Pfizer also makes more money from higher doses of Lipitor. A 10 milligram Lipitor pill costs $2.44 . The 40 milligram and 80 milligram doses cost $3.33 apiece.

For the week ending Aug. 18 , prescriptions for higher doses of Lipitor jumped 12 percent , according to John Boris , a Bear Stearns analyst, promising a 2 percent revenue increase for Lipitor for the third quarter .

The Pfizer-sponsored study on Lipitor's impact on stroke was written by 11 authors who were either company employees or reported financial ties to it. The New England Journal of Medicine article linked daily , 80 milligram Lipitor doses with a 16 percent reduction in the risk of a repeat stroke.
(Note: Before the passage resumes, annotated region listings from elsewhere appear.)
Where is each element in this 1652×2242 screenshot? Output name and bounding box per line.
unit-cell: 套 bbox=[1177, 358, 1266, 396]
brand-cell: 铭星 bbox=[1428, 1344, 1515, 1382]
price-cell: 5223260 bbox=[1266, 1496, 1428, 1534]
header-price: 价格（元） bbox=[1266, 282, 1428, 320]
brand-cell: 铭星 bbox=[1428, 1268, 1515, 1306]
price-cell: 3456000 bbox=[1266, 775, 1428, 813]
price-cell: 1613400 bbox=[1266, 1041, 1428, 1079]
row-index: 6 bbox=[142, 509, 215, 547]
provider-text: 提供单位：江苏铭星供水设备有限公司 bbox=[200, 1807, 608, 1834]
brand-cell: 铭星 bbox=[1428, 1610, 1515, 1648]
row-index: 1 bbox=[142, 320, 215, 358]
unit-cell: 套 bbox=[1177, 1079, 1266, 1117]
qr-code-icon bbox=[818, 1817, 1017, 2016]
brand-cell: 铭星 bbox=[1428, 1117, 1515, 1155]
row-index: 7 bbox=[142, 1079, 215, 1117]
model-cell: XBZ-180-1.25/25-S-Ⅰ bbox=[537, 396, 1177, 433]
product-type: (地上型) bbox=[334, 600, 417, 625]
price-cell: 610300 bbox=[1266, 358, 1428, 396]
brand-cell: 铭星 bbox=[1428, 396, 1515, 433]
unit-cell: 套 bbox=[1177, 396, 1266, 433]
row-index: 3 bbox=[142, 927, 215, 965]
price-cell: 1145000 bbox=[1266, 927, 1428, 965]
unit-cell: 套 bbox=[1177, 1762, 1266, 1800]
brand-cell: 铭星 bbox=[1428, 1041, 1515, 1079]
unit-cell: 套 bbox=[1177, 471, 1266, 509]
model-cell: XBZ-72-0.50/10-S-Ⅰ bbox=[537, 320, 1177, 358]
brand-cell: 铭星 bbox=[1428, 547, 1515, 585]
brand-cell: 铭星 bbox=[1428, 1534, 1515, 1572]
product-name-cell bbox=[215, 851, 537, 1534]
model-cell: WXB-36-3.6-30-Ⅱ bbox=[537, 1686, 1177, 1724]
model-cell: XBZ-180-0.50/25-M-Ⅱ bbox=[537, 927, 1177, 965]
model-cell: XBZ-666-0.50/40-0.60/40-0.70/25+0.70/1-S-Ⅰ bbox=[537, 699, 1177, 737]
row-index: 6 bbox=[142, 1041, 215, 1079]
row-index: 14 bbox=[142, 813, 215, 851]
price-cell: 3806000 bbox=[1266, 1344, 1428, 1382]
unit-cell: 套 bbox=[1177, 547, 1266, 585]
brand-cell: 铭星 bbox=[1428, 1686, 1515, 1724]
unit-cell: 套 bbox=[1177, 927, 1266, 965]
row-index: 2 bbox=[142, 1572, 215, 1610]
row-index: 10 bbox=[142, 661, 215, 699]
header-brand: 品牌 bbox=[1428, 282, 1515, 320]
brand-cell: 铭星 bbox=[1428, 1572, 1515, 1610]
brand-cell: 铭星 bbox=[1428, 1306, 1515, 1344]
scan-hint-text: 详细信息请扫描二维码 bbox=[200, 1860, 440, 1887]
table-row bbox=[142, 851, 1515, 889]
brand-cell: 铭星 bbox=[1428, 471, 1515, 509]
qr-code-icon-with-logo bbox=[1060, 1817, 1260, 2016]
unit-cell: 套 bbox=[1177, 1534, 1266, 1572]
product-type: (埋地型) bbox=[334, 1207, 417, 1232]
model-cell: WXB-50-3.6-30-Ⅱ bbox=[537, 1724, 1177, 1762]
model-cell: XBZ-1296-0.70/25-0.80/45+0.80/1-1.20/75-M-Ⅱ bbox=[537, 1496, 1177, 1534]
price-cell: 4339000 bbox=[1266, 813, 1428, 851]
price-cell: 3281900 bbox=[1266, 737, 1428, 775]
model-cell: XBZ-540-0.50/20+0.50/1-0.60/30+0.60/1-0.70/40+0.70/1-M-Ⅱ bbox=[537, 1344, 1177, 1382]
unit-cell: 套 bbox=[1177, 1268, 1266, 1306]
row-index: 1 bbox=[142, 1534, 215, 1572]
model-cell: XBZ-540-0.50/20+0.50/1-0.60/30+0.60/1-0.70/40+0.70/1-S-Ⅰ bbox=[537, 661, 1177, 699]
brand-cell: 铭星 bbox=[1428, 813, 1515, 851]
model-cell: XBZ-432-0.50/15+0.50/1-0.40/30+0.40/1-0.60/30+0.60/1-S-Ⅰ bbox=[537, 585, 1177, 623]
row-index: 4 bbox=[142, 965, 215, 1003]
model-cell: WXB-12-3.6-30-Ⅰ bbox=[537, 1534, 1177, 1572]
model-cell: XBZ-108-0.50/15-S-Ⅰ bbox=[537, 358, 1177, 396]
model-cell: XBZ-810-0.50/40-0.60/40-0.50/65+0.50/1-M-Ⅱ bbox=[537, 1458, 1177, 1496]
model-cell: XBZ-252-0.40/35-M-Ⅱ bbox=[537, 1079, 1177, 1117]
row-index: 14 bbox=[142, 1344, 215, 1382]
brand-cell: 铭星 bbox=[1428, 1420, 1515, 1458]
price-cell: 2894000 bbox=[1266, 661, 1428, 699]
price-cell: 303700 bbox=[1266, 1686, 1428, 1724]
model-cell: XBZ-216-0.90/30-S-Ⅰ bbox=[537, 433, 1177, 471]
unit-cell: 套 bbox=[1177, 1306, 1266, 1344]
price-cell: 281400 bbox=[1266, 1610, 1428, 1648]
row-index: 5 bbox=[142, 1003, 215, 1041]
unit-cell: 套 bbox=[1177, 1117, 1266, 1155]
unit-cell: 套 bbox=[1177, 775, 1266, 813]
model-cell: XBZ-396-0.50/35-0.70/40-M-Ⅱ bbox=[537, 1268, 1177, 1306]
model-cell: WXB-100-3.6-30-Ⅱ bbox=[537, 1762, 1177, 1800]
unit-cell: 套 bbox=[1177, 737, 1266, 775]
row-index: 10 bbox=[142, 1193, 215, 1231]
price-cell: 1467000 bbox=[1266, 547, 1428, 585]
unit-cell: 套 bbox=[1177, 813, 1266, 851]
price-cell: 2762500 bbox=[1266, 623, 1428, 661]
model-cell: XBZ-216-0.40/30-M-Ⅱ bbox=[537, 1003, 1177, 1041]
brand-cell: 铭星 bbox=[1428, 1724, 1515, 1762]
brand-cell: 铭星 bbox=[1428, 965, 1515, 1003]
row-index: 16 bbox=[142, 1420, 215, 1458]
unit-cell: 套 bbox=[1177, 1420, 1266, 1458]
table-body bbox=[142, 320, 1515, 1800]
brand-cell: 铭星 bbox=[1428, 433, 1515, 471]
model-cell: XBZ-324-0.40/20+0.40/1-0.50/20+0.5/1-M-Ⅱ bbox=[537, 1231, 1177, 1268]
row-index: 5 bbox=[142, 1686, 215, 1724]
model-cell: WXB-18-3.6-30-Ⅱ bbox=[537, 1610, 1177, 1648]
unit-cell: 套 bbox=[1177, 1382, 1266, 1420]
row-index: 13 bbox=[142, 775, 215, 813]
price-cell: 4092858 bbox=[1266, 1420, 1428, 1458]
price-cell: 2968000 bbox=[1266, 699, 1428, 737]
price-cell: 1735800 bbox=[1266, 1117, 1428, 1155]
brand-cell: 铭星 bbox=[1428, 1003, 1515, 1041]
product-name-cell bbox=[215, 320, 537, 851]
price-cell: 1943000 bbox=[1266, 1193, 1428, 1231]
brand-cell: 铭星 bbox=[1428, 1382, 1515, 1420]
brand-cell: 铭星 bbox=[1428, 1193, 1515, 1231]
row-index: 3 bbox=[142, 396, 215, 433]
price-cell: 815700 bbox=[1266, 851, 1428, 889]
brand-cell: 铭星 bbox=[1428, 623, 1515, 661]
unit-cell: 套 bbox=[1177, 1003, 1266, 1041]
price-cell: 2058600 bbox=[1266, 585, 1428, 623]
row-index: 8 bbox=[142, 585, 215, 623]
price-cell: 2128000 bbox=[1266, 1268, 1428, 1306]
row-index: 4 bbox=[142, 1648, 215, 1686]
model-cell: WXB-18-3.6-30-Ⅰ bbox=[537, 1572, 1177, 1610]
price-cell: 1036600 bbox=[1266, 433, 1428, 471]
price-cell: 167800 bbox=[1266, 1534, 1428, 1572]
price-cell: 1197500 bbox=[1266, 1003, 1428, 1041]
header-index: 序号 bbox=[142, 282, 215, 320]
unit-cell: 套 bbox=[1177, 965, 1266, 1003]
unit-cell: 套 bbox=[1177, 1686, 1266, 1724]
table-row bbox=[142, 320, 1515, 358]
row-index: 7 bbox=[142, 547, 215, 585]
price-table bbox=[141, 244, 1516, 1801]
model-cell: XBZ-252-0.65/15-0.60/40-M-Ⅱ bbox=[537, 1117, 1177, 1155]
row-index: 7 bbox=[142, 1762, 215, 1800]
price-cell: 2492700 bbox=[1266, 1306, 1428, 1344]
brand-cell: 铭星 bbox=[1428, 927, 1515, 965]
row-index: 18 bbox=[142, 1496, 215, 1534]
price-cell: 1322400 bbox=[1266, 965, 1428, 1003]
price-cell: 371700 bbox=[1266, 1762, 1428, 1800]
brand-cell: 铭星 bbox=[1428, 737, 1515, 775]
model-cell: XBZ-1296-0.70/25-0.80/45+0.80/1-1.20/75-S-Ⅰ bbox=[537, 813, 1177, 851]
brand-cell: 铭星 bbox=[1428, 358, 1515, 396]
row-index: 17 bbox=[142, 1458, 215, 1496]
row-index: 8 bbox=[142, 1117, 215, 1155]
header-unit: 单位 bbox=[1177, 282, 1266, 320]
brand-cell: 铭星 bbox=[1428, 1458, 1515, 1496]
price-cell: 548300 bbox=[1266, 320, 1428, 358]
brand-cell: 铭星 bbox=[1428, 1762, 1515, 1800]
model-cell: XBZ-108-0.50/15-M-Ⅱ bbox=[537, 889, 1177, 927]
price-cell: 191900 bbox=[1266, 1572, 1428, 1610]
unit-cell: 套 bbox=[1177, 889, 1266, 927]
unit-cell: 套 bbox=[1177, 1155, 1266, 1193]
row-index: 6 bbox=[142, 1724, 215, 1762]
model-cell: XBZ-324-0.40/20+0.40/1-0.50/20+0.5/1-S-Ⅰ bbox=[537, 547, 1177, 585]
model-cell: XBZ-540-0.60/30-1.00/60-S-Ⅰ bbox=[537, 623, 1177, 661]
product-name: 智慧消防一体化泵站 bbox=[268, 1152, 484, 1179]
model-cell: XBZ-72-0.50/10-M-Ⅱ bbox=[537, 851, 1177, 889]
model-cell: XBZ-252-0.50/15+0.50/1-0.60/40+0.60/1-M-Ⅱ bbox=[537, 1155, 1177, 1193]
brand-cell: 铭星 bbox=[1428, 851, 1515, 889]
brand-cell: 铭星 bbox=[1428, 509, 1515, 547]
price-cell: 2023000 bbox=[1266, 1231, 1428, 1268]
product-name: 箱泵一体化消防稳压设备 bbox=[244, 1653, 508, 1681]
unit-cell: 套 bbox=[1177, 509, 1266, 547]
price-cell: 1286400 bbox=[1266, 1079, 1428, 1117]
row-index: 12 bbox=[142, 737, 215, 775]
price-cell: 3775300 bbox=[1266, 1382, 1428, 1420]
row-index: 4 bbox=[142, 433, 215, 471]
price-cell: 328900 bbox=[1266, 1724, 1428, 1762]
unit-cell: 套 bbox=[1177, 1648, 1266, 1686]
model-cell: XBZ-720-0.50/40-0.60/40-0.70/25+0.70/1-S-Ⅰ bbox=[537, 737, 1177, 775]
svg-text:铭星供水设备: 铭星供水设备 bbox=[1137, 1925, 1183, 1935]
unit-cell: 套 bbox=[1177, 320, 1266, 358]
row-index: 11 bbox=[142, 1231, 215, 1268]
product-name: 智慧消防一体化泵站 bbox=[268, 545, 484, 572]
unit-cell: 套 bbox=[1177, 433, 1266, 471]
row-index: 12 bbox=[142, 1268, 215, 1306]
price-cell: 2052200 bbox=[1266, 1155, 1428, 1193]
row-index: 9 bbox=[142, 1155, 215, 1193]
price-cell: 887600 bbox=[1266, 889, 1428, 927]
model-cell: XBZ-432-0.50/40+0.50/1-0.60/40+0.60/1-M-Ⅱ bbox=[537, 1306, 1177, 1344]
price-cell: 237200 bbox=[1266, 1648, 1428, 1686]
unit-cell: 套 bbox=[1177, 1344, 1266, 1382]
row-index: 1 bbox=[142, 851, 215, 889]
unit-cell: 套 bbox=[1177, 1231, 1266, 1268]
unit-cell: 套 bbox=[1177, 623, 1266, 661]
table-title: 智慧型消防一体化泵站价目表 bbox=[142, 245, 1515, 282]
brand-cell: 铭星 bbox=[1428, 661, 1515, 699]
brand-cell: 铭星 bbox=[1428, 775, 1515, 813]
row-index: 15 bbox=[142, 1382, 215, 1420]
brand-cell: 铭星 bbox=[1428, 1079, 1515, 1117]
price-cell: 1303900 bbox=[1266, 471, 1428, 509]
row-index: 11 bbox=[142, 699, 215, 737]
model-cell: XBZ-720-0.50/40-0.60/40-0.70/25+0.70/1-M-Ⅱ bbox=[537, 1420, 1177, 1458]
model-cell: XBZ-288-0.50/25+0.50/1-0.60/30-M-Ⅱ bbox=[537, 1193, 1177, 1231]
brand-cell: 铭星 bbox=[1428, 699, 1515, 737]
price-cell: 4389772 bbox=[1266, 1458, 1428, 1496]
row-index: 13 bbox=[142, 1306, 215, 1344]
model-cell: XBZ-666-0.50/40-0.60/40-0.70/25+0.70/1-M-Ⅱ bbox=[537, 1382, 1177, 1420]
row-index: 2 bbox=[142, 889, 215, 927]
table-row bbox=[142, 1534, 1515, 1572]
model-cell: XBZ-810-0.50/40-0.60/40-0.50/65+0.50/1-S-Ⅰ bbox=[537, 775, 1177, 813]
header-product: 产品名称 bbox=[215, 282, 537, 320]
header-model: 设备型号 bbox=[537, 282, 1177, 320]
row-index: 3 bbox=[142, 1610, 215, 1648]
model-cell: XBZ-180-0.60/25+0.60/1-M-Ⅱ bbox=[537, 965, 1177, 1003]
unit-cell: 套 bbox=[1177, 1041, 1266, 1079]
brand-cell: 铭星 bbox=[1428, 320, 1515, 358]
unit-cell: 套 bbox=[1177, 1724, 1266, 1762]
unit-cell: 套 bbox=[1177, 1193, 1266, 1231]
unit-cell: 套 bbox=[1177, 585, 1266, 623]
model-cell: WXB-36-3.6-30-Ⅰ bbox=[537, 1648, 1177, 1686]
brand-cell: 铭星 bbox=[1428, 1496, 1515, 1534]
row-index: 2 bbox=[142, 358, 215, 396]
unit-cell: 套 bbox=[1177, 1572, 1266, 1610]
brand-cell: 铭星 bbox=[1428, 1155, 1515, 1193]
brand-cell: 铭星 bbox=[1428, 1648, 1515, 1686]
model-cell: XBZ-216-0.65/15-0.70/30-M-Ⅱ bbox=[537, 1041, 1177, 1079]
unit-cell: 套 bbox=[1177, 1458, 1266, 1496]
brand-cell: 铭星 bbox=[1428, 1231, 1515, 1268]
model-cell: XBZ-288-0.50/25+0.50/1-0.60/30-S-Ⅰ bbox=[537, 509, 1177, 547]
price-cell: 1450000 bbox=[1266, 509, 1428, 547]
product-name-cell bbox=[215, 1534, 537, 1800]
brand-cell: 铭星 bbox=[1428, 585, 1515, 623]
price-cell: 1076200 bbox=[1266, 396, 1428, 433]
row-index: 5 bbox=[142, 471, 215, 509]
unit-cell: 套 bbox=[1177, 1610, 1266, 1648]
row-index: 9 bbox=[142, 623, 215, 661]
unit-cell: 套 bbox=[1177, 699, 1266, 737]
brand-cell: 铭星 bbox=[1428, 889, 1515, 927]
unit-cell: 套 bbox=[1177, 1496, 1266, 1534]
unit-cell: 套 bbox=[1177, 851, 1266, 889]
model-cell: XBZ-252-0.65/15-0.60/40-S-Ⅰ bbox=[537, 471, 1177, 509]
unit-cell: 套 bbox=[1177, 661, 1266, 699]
An editorial, also published last month in the journal, could provide another driver for Lipitor revenue growth. The study adds to ``gathering momentum" that could convince insurers to count statin use as a measure of ``quality" after-stroke care, according to the editorial. Dr. David M. Kent , the editorial's author, reported receiving grant support from Pfizer .

Dr. Alice Jacobs , a Boston University professor of medicine and past president of the American Heart Association , said such changes to stroke guidelines do not happen quickly and are not guaranteed by publication of a single study.

But Kent, an assistant professor of medicine at Tufts New England Medical Center in Boston , said doctors already are moving some stroke patients to high-dose statins. Pfizer's marketing push for Lipitor ``very well might" accelerate the shift, he said, and physicians uncertain about which dose or statin to prescribe could look to the results of the Pfizer-sponsored trial ``for guidance."

Such industry-sponsored trials, however, are biased toward the sponsor's drug, said Dr. John Abramson , a clinical instructor at Harvard Medical School and author of ``Overdosed America." By using tactics like enrolling younger, healthier people than typical stroke patients, they can make a drug look safer than it is, he said.

Exercise , lowering high blood pressure, and stopping smoking more dramatically lower stroke risks than taking a higher dose of Lipitor, Abramson said.

``Because this is a drug company-sponsored study, what we're seeing is just a tunnel vision of the effect of high-dose Lipitor on stroke," he said.

Dr. Larry B. Goldstein , director of the Duke Center for Cerebrovascular Disease and a co-author of the study, said safeguards -- such as using independent scientists to supervise the study's design and analyze findings -- shielded the science from Pfizer's influence.

``One could make the same criticism or argument, or concern about any study that is sponsored by a pharmaceutical company," said Goldstein, who reported receiving consulting fees from nine medical device or drug companies, including Pfizer .

Even before the recent Pfizer study results were published, Lipitor already had a camp of medical heavyweights in its corner.

This summer, the American Heart Association and the American College of Cardiology recommended doctors reduce heart patients' levels of bad cholesterol to even lower levels. Pfizer quickly seized on the sales opportunity.

``You just can't get there" with a generic statin other than Lipitor, Hank McKinnell, Pfizer's chief executive at the time, told analysts. The new guidelines are ``going to change this market in quite a profound way," he said.

Meanwhile, in Massachusetts , the Group Insurance Commission -- which provides health insurance for nearly 130,000 state employees -- isn't quite buying the ``more Lipitor" campaign. It's promoting generic versions of cholesterol-lowering drugs as a way to cut healthcare costs.

High-dose Lipitor has ``proven to be very effective," said Bob Carey , a commission spokesman. ``But the vast majority of people don't need that megadose."

As an incentive to get state employees to choose generic Zocor, the commission has doubled the copayment for Lipitor, to $40 from $20.

At the end of last year -- when Lipitor cost $110 for a month's supply -- 67 percent of statin prescriptions filled through the state insurance plan were for Lipitor .

By the end of this July -- when the generic version of Zocor sold for roughly $80 for a 30-day supply -- Lipitor accounted for only 30 percent of prescriptions filled. Twenty-nine percent of state employees and retirees filling statin prescriptions picked generic Zocor and its lower copay.